Page last updated at 12:20 GMT, Thursday, 17 May 2012 13:20 UK

Scottish Parliament

Alex Salmond told MSPs there was "no doubt" that inspection and reinspection had improved the situation of child protection across Scotland during first minister's questions, on 17 May.

The first minister was responding to an appeal from Johann Lamont for a "full independent public inquiry" into child protect across Scotland, following a report into the role of social workers and health care staff in the case of murdered toddler Declan Hainey.

Drug addict Kimberley Hainey, 37, was sentenced to a minimum of 15 years for killing her son at their Paisley home.

Renfrewshire Council and the NHS commissioned a significant case review after his body was found in 2010.

The Scottish Labour leader called for a public inquiry into child protection after highlighting serious failures in the inspection regime.

It had been revealed that child protection services at Renfrewshire Council were found to be 'excellent' by inspectors - despite two case reviews which found 'systemic failures', including in the case of Declan Hainey.

Ms Lamont asked the first minister had Renfrewshire Council been" best placed to investigate itself?".

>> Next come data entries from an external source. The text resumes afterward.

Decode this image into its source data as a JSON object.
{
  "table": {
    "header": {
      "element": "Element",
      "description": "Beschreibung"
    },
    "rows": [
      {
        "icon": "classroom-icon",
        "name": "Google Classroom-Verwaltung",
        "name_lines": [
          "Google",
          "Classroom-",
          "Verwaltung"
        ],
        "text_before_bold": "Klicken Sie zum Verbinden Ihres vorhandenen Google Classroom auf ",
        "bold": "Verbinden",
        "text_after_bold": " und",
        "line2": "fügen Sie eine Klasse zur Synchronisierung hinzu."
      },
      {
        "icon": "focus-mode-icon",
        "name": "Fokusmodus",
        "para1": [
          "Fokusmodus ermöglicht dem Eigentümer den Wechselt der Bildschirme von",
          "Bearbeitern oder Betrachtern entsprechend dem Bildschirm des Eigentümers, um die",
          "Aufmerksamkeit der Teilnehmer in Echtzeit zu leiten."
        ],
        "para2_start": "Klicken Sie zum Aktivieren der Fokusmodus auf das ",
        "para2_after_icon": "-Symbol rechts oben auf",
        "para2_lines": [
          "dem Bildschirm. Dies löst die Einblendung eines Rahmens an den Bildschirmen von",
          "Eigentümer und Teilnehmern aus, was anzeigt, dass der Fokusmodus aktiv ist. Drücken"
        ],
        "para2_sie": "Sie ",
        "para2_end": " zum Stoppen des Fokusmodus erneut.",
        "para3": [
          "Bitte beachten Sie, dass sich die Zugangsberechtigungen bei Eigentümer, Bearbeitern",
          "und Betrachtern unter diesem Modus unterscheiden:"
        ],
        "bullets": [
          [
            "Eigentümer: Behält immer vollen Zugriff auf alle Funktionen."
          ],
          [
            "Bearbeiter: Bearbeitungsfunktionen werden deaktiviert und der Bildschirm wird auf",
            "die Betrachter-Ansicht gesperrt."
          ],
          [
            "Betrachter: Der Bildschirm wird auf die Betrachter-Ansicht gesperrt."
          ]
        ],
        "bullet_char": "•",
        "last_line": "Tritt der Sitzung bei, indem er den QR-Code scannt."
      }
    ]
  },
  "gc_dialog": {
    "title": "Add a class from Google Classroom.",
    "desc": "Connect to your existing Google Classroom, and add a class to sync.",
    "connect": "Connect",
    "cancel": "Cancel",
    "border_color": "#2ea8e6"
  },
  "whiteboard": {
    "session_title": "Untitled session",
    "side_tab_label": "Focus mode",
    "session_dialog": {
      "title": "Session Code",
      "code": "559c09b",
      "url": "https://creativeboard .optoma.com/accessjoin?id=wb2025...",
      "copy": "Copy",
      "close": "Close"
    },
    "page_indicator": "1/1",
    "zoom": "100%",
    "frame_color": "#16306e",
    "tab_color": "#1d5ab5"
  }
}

The first minister said the responsibility for the tragedies was with the perpetrator, adding individual social workers were accountable but not responsible and it was important to support social worker and department, to ensure there was "no complacency, constant vigilance and continuous improvement".

Scottish Conservative leader Ruth Davidson asked the first minister "was he hacked", saying Mr Salmond was "accountable to this chamber and the people of Scotland" who he was "currently holding in contempt" by not replying.

Mr Salmond said he was "happy" to go to the Leveson inquiry and give a "full account of my actions" and added he would be in substantially less trouble than certain member's of Ms Davidson's party.

Liberal Democrat MSP Liam McArthur asked the first minister what support there was for families looking after disabled foster children.

The first minister said the government was committed to promoting and reforming foster care, especially for those children who had special needs.

SNP MSP Sandra White asked the first minister if he could ask the BBC Trust to review its decision on the "job cutting exercise Delivering Quality First" given the "very grave concerns expressed about the potential impact of these cuts in Scotland".

The first minister said yes and he was concerned over the job cuts, "during a particularly important time in Scotland's history" and added he hoped "something of these damaging cuts" would be reversed.